Condensin is a ring-shaped complex of five proteins. The mechanism by which it works has been a subject of debate in chromosome biology for decades. One school of thought suggests that condensin just clamps existing DNA loops together. The other camp proposes that condensin is actually a molecular motor that extrudes the DNA loops itself. Another question has been how many complexes are involved—just one or more than one?
In the new study, the researchers anchored both ends of a long piece of fluorescently labeled double-stranded DNA to a surface. They added fluorescently labeled condensin and adenosine triphosphate as an energy source and applied a constant flow of buffer solution to help stretch out the DNA.
“We see a condensin land on the DNA and start to extrude a loop,” Dekker says. Simultaneous imaging of both the DNA and protein complex demonstrated that a single condensin complex at the base of the loop reels in DNA asymmetrically: One side of the ring holds onto the strand while the other pulls the DNA through.
“For many years, I was very critical of this idea that condensin could work as a DNA extrusion motor,” Haering says. “But now that we can see it, I think there’s no doubt about it.”
Leonid Mirny of Massachusetts Institute of Technology and coworkers recently proposed that loop extrusion is the main mechanism of chromosome compaction during one part of the cell cycle called interphase (bioRxiv 2018, DOI: 10.1101/264648), as well as during cell division (Science 2018, DOI: 10.1126/science.aao6135). “We are very excited to see direct confirmation of our loop extrusion hypothesis,” he says. Other studies, he says, have provided supporting evidence, “but all those studies were missing direct visualization of loop extrusion.”
Frank Uhlmann, a researcher at the Francis Crick Institute who studies mechanisms of chromosome segregation, likewise calls the finding exciting. But he still has questions.
“The field has almost complete knowledge of condensin’s molecular structure, but the known ATP binding site and the candidate DNA binding regions don’t add up to a plausible mechanism for condensin moving along the DNA,” Uhlmann says. He wonders whether condensin really moves along the DNA by itself or if it needs another enzyme to help it move.

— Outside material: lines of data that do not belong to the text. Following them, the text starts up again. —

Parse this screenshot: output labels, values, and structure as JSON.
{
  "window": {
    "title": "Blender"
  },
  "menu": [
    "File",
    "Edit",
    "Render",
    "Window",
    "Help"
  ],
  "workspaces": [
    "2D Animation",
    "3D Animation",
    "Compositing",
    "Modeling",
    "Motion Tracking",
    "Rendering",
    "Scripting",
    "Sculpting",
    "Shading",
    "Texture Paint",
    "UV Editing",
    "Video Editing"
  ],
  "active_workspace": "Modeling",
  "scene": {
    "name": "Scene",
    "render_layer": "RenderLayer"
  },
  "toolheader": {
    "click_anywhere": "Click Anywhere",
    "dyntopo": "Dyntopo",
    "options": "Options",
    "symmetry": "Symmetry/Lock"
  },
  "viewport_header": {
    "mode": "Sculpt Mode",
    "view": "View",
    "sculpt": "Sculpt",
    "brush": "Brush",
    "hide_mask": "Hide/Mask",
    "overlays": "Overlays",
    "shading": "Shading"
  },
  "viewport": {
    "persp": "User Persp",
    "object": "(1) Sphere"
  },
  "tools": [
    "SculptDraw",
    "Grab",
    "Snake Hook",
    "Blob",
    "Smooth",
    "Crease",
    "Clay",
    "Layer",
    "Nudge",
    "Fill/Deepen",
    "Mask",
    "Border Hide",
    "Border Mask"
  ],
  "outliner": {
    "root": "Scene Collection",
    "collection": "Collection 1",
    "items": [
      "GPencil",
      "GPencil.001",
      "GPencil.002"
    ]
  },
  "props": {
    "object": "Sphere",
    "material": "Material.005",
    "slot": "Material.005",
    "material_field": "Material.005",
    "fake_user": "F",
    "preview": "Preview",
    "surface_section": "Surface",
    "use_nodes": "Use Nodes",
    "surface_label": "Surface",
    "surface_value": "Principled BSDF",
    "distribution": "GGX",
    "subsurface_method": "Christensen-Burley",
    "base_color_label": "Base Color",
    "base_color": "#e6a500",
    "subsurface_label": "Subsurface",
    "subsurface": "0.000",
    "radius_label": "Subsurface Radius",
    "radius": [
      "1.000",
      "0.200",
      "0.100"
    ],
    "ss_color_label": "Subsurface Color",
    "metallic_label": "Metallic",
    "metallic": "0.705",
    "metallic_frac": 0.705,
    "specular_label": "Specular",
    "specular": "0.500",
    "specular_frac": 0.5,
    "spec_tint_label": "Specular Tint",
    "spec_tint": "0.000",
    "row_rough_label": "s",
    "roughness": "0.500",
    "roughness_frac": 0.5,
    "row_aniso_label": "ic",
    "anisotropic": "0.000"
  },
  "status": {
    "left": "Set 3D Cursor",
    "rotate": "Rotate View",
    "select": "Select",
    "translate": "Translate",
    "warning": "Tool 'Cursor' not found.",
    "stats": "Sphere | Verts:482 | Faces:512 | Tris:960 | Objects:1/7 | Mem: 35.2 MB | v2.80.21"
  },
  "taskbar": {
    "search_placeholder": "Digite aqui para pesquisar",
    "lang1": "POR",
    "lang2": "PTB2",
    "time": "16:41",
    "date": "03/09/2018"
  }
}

Camilla Björkegren (formerly Sjögren), who studies chromosome biology at the Karolinska Institute, finds the work beautiful, but she too has questions. “This is naked DNA. What will it look like in the context of chromosomes,” which contain histone proteins and other components of structures called nucleosomes?
Those are the kinds of questions that Dekker and Haering plan to focus on next. “When we look at the architecture of the condensin complex, it’s definitely not clear how this can work as a DNA motor,” Haering says. Dekker adds, “That will be the question for the next few years that we will try to answer.”